Received: 11 May 2018 / Accepted: 25 May 2018 / Published: 27 May 2018

Abstract

:
We propose and demonstrate a simple, low-cost, three-dimensional (3D) shape acquisition method for transparent 3D printed microscopic objects. Our method uses ultraviolet (UV) illumination to obtain high-contrast silhouette images of transparent 3D printed polymer objects. Multiple silhouette images taken from different viewpoints make it possible to reconstruct the 3D shape of this transparent object. A 3D shape acquisition system consisting of a UV light-emitting diode, charge-coupled device camera and a rotation stage was constructed and used to successfully reconstruct the 3D shape of a transparent bunny model produced using micro-stereolithography. In addition, 3D printed pillar array models, with different diameters on the order of several hundred micrometers, were reconstructed. This method will be a promising tool for the 3D shape reconstruction of transparent 3D objects on both the micro- and macro-scale by changing the imaging lens.
Keywords:
3D shape reconstruction; shape from silhouette; 3D printing; additive manufacturing; micro-stereolithography; transparent object; photopolymer

1. Introduction

In recent years, various kinds of 3D printing technologies, from macro- to micro-scale devices, have been developed and widely used with a wide variety of materials including polymers, metals and ceramics [1,2,3]. To use 3D printed parts for final products, techniques for measuring the 3D shape of a 3D printed part are indispensable. X-ray computed tomography (CT) has been utilized as a powerful 3D shape measurement tool for 3D printed parts to date [4]. Recently, it has also been used to measure microscopic 3D printed parts [5]. However, because X-ray CT equipment is very expensive, it is not suitable as a convenient method for evaluating the 3D printed parts produced by the low-cost desktop 3D printers used by educators, hobbyists and professional designers.
On the other hand, several optical measurement methods including photogrammetry, structured light, shape from shading and shape from silhouette (SFS) have been developed as inexpensive techniques for acquiring the shape of a 3D object [6,7,8,9,10]. The SFS method, in particular, is a simple way to reconstruct a 3D shape of the target 3D object using multiple silhouette images captured from several directions. It has an advantage because it can be realized using only small and inexpensive pieces of equipment such as a camera, lighting device and rotary stage.

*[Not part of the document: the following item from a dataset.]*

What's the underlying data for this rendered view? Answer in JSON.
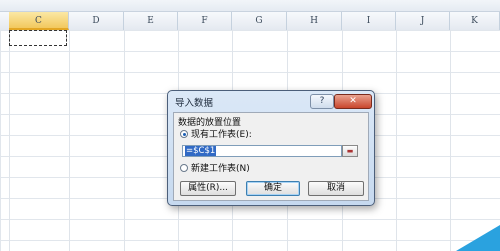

Furthermore, the use of a zoom lens makes it possible to measure small 3D objects as small as 1 mm or less [10]. Therefore, it can be expected to be used for measuring the 3D printed microscopic objects produced by micro-scale 3D printing techniques such as single-photon micro- and two-photon stereolithography [11,12]. However, the conventional SFS method is difficult to use to measure transparent 3D objects such as the products of stereolithography and material jetting using ultraviolet (UV) curable polymers, because the silhouette of the transparent object includes the light that passed through the interior of the object in addition to its actual contour.
To overcome the above limitation of the conventional SFS method using visible light, we propose a novel method to acquire the shape of transparent 3D printed parts using UV illumination in this study. Most of the transparent 3D polymer parts produced by stereolithography absorb little visible light but absorb UV light strongly. Thus, it is possible to obtain high-contrast silhouette images using UV illumination. For this reason, even transparent 3D printed parts can be evaluated using the SFS method with UV light. Although there are some alternative methods for this, including local heating using infrared light [13] and the polarization of the reflected and emitted light [14], our method has advantages including the ability to capture silhouette images without a background subtraction process and a relatively high resolution as a result of the use of UV light.
We constructed a simple, low-cost 3D shape acquisition system using a UV light-emitting diode (LED), a UV-sensitive charge-coupled device (CCD) camera and a motorized rotation stage to demonstrate the usefulness of our proposed method. Using the optical system, we acquired the 3D shape of a bunny model as a case study. In addition, the accuracy of the 3D shape acquisition was evaluated by measuring an array of pillars with diameters ranging from 100–350 μm.

2. Materials and Methods

2.1. 3D Shape Acquisition Based on the Shape from Silhouette (SFS) Method

The first step in reconstructing the 3D shape of a 3D printed object using the SFS method is to acquire silhouette images of the target object from various directions. In the standard SFS method, a silhouette image is obtained by calculating the difference between an input image that includes the target object and a previously captured background image. In contrast, our SFS method using transmitted UV light illumination does not require background subtraction processes to capture silhouette images, because the background surrounding the target object has a uniform brightness and its contrast is enough high to binarize the silhouette images. Then, as shown in Figure 1, the binarized silhouette image on the image plane is back projected to the camera center to obtain a visual cone that includes the target object (a cube in Figure 1). Next, multiple visual cones are obtained from different viewpoints by positioning the camera around the object or rotating the object using a rotating stage. Finally, the common part (visual hull) of the visual cones obtained from each viewpoint is calculated. In principle, because the target object exists inside the visual hull, this visual hull can be used to acquire the 3D shape of the target object [9].
Our method employs the strategy reported by Atsushi et al. [10] for acquiring a 3D shape from silhouette images. In this method, a voxel-based 3D model is first used to represent the 3D shape of the target object in the SFS method. Then, the voxel-based 3D model is converted to a triangular mesh model using the marching cubes algorithm [15]. This triangular mesh model can be easily imported by commercial CAD software.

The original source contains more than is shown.